The adaptive bolus could start with an assumption of a typical proportions and a bolus shape like the combination bolus. This could include:

  1. a prebolus of pramlintide (optional perhaps, but resolves issue with insulin timing)
  2. initiation of a combination bolus with the initial spike sized in proportion to the present blood glucose level and trends in the change of blood glucose level,
  3. modification to the square wave portion of the bolus, increasing or extending if blood sugar is increasing, and decreasing or limiting in duration when blood sugar is decreasing.

The benefits of an automatic bolus delivery might include:

  • increased accuracy in the total insulin delivered relative to what was needed,
  • freedom to the user of the artificial pancreas,
  • elimination of glycemic excursions due to user error (such as forgetting to bolus in conventional pump therapy),
  • adaptability to changes in digestion of carbohydrates based on food choices,
  • adaptability to variable metabolic needs due to stress, illness, or exercise.

Glucagon combination[edit | edit source]

The purpose of glucagon is to raise blood sugar, primarily by promoting release of stored glucose in the liver. Human glucagon has been synthesized by recombinant DNA technology and is available in a dry powder form in the glucagon rescue kit. This is useful for rescue of unconscious diabetics from a severe state of hypoglycemia.[12]

In healthy pancreatic function, glucagon production is initially suppressed by beta cell production of insulin and amylin when blood sugar is high, and then is later produced by low or falling blood sugar.
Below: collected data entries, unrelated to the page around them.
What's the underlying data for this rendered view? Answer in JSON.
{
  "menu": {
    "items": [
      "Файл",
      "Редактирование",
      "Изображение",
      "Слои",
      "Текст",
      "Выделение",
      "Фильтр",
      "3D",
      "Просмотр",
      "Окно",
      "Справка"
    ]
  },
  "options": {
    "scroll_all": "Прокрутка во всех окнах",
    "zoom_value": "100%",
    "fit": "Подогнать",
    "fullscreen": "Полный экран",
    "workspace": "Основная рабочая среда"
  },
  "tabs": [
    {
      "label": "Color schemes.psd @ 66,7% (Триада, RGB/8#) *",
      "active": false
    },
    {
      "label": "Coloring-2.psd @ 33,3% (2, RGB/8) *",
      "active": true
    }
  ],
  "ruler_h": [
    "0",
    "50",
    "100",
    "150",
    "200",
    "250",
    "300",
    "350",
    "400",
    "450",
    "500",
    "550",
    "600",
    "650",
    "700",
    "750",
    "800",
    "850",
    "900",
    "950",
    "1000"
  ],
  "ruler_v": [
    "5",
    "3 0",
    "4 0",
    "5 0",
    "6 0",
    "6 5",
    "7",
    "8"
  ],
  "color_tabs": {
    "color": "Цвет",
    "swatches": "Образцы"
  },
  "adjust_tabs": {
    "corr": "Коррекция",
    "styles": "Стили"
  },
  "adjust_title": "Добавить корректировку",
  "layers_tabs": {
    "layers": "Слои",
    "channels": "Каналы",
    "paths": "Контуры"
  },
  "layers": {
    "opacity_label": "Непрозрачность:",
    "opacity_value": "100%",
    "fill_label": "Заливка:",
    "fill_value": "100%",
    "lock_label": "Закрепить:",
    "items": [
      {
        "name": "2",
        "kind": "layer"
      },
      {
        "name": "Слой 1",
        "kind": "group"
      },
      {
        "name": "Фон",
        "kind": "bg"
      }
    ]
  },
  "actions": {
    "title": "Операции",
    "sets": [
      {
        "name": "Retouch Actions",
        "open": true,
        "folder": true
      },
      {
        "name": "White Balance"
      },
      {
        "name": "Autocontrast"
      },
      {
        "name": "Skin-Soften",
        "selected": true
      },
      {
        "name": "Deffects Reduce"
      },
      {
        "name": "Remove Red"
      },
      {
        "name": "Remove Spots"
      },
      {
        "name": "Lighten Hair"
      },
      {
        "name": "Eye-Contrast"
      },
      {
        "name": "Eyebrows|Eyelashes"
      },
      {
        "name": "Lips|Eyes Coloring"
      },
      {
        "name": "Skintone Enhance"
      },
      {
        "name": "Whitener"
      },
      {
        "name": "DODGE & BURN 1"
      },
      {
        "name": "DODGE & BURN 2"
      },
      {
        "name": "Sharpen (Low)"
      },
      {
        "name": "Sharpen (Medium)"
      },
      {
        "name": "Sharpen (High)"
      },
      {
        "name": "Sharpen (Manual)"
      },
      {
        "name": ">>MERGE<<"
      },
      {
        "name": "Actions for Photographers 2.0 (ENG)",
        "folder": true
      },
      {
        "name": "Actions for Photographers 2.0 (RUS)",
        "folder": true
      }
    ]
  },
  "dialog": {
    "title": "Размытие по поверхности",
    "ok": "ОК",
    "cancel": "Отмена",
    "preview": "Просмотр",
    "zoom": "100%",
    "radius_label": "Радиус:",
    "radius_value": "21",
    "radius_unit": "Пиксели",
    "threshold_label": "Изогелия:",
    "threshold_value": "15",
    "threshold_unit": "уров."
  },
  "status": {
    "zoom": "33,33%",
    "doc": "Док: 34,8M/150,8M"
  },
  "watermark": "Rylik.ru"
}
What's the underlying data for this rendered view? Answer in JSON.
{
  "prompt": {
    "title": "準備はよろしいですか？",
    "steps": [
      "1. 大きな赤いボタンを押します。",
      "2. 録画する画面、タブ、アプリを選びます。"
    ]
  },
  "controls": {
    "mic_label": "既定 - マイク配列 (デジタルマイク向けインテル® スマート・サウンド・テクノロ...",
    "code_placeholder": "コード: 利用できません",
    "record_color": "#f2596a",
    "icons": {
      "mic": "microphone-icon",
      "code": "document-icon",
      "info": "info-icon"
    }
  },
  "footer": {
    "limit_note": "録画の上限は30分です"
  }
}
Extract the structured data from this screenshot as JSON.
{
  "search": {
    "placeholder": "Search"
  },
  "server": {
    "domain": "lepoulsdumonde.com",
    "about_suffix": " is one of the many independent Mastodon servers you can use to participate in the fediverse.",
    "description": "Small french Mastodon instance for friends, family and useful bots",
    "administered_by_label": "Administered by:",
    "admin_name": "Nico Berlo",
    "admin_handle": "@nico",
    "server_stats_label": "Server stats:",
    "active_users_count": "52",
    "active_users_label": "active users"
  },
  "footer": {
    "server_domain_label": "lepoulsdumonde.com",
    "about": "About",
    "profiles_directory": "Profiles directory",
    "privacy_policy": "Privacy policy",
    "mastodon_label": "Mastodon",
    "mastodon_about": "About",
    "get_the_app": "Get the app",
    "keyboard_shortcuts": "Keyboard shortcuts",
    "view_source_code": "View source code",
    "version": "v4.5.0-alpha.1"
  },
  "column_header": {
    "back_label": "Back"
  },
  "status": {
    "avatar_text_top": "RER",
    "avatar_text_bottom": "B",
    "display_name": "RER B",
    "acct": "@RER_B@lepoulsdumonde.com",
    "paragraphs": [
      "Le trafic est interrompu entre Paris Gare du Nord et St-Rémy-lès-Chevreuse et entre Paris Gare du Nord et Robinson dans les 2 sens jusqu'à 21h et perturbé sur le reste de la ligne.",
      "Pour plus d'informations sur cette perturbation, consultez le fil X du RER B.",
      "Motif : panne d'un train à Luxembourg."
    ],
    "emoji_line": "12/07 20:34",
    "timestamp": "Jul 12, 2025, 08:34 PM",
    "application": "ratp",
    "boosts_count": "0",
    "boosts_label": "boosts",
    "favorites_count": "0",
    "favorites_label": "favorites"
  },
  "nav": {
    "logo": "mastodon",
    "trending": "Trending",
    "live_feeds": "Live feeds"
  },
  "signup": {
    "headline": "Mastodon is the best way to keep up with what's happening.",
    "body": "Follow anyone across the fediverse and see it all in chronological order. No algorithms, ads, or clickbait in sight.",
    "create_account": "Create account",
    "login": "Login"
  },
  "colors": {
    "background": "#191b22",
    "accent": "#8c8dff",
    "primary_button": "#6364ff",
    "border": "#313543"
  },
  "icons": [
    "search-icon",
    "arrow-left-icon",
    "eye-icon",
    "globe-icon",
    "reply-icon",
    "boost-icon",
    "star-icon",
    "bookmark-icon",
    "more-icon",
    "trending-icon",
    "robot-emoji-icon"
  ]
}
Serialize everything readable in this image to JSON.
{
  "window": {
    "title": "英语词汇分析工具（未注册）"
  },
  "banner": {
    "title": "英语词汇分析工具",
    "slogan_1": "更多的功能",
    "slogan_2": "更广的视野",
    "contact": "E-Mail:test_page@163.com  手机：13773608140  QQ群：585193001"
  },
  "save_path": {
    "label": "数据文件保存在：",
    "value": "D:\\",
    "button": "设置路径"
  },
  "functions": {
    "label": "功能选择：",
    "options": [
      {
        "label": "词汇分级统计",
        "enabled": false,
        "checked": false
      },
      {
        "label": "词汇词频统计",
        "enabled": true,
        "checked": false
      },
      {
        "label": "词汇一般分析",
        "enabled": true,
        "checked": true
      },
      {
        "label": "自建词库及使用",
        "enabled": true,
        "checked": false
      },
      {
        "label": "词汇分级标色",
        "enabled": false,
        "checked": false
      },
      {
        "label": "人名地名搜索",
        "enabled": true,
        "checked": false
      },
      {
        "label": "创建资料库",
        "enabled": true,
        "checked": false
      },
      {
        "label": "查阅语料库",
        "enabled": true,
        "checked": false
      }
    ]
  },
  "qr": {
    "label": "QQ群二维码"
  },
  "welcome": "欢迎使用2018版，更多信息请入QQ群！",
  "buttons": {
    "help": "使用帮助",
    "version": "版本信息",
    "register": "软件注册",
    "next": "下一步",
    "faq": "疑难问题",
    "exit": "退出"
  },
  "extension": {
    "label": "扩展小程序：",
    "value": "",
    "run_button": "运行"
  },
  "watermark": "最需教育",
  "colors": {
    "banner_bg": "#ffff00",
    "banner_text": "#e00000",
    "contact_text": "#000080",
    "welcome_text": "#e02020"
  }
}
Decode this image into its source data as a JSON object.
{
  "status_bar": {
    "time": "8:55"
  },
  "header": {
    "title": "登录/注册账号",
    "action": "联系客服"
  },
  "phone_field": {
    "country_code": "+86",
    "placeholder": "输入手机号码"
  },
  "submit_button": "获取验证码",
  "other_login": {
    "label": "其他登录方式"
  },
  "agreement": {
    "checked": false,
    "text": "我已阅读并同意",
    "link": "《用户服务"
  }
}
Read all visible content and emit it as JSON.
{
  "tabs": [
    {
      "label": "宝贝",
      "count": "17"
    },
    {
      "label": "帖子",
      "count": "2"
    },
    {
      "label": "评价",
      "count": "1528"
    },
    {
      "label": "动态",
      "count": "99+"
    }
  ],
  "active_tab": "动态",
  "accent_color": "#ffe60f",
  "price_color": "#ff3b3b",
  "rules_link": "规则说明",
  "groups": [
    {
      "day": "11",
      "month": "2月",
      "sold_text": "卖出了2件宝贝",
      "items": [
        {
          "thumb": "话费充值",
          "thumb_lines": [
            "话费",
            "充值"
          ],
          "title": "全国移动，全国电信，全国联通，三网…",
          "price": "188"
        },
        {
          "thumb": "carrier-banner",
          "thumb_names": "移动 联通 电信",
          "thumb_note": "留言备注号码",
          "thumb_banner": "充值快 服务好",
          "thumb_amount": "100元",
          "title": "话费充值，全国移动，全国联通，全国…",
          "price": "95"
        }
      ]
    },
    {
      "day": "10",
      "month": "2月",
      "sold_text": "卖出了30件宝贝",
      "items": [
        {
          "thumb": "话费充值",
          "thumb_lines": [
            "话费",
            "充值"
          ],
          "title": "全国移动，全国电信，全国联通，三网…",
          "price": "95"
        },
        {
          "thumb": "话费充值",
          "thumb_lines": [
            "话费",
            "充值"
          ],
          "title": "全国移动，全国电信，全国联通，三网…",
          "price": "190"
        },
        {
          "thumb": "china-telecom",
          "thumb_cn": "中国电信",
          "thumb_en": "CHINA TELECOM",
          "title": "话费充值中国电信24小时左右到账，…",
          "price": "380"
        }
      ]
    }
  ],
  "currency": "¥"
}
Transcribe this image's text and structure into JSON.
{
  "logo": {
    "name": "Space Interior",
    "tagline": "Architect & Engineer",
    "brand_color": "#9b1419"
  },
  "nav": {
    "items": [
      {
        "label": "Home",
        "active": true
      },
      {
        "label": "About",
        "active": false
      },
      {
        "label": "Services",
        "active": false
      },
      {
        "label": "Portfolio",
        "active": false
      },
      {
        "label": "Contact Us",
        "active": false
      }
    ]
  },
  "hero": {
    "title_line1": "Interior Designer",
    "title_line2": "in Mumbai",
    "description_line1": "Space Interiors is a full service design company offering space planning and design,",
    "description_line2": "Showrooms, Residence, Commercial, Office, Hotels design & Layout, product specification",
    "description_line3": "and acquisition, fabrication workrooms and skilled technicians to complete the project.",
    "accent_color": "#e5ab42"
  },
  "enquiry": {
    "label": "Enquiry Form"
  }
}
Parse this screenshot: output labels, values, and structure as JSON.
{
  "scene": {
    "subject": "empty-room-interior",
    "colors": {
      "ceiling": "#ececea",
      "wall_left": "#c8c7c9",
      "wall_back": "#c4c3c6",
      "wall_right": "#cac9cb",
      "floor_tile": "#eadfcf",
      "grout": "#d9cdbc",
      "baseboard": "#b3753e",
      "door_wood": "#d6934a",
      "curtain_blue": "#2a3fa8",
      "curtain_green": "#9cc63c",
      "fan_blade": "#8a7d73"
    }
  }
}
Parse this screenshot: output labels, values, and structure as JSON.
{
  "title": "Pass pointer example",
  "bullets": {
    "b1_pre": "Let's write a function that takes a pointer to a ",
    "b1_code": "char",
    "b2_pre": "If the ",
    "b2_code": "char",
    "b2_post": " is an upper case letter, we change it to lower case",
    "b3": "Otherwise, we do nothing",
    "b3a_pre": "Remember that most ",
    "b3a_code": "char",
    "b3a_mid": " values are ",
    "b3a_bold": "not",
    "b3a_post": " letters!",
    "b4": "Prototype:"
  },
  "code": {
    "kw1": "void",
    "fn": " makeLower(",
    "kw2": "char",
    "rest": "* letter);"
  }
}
The natural pancreatic function uses glucagon at the end of an insulin cycle to release glucose from the liver, with two advantages:

  1. to prevent low blood sugar, and
  2. to speed the overall insulin action by cancelling the insulin tail.[13]

If an artificial pancreas was to simulate the natural endocrine pancreas to the maximum extent, then insulin and amylin would be used at the beginning of an insulin cycle and glucagon would be used at the end of the insulin cycle. While the copycat function of using glucagon seems desirable, the trade-off in cost and complexity relative to a gain, if any, beyond an artificial pancreas without glucagon is not known.

Initiatives around the globe[edit | edit source]

In the United States in 2006, the Juvenile Diabetes Research Foundation (JDRF) launched a multi-year initiative to help accelerate the availability of an artificial pancreas to people with diabetes.[14] The overall goal of the Artificial Pancreas Project is to accelerate the development, regulatory approval, and acceptance of continuous glucose monitoring and artificial pancreas technology in the shortest possible timeframe. The long term goal is for broad patient access and a thriving competitive market for these devices and products.

JDRF's role in quickening the development and availability of the Artificial Pancreas consists of funding research in order to look over the outcomes of patients using the Artificial Pancreas, keeping close contact with the Food and Drug Administration so that the standards of the patient are met, advocating for health care coverage of technologies such as the Artificial Pancreas and working to ensure clinical acceptance of technologies such as the Artificial Pancreas.